Ben had a lucky quarter in his back pocket. He’d talk to anyone about that quarter, show how it was made the year he was born, talk about the pyramid on the back, with the eye.
“It watches us, guys,” he’d say. “It’s the eye of God.”
“Oh my God, this fucking weirdo,” the Sergeant would say. “There’s no pyramid on the back of a quarter!”
But Ben didn’t care. He’d just put the quarter back in his pocket. He was getting out in March, they all knew. No one ever said it.
Marco carried the lyrics of “Freebird,” given to him by a young woman in a Ronald Reagan T-shirt in Concord, New Hampshire. Sometimes he looked at it. Rand watched him, and thought, He’s never listened to Skynyrd in his life. Those lyrics were for me.
They all called Jeb “Point.” It had been “Jeb Exclamation Point” and then “Exclamation Point” and now it was just “Point.” Marco liked to go back and walk with Point, who always brought up the rear. “We don’t really need to be doing this,” Point said. “Schelpping ourselves all over. We could do all the primaries in one day. Two, tops.” It sounded crazy, to hear it like that, but Marco thought Point was dreaming of a better, different world.
In the meantime, they marched. They marched to Des Moines and Cedar Rapids and Iowa City and Davenport. They marched to Ames and Dubuque and Sioux City. They marched to Waterloo, which Point thought was pretty funny, though no one else laughed. They marched to Manchester and Concord and Portsmouth and Nashua and Dover. On and on and on they marched.
“This can’t be worth it,” Chris said to the group one day. “Can it?”
Not quite answering him, Johnny K. looked into the distance and said, “When I get home, I’m grabbing my golf clubs and heading straight to the green.”
“Of course, it’s worth it,” the Sergeant said. “What the hell is the matter with you, moron? Who wouldn’t want to be President of the United States?” He stomped off.

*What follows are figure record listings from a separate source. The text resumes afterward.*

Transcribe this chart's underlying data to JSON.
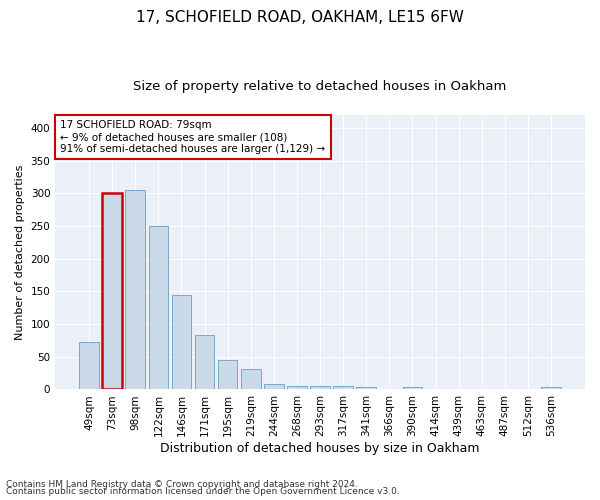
{
  "title": "17, SCHOFIELD ROAD, OAKHAM, LE15 6FW",
  "subtitle": "Size of property relative to detached houses in Oakham",
  "xlabel": "Distribution of detached houses by size in Oakham",
  "ylabel": "Number of detached properties",
  "categories": [
    "49sqm",
    "73sqm",
    "98sqm",
    "122sqm",
    "146sqm",
    "171sqm",
    "195sqm",
    "219sqm",
    "244sqm",
    "268sqm",
    "293sqm",
    "317sqm",
    "341sqm",
    "366sqm",
    "390sqm",
    "414sqm",
    "439sqm",
    "463sqm",
    "487sqm",
    "512sqm",
    "536sqm"
  ],
  "values": [
    72,
    300,
    305,
    250,
    145,
    83,
    45,
    32,
    9,
    6,
    6,
    6,
    3,
    0,
    4,
    0,
    0,
    0,
    0,
    0,
    3
  ],
  "bar_color": "#c9d9e8",
  "bar_edge_color": "#7aaac8",
  "highlight_bar_index": 1,
  "highlight_edge_color": "#cc0000",
  "annotation_line1": "17 SCHOFIELD ROAD: 79sqm",
  "annotation_line2": "← 9% of detached houses are smaller (108)",
  "annotation_line3": "91% of semi-detached houses are larger (1,129) →",
  "annotation_box_facecolor": "#ffffff",
  "annotation_box_edgecolor": "#cc0000",
  "ylim": [
    0,
    420
  ],
  "yticks": [
    0,
    50,
    100,
    150,
    200,
    250,
    300,
    350,
    400
  ],
  "background_color": "#eaeff8",
  "grid_color": "#ffffff",
  "footer_line1": "Contains HM Land Registry data © Crown copyright and database right 2024.",
  "footer_line2": "Contains public sector information licensed under the Open Government Licence v3.0.",
  "title_fontsize": 11,
  "subtitle_fontsize": 9.5,
  "xlabel_fontsize": 9,
  "ylabel_fontsize": 8,
  "tick_fontsize": 7.5,
  "annotation_fontsize": 7.5,
  "footer_fontsize": 6.5
}
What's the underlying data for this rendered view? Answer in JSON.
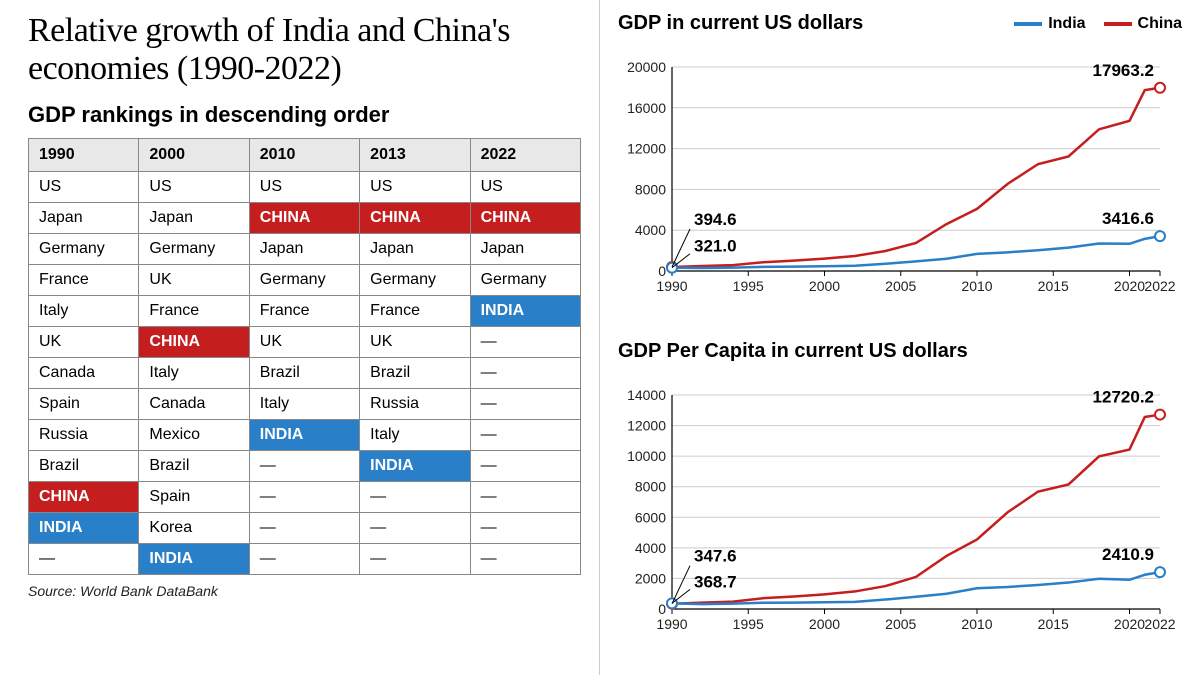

Every man nodded and kept moving. But Marco thought about something George had said to him just before he left — “Any man who wants it has to be insane” — and stopped to watch the men trudge on, forward, always forward, through the mud and through time. Maybe George was right he thought. But the moment passed, and he straightened his tie, pulled his stump speech from his pocket, and continued on trail, too.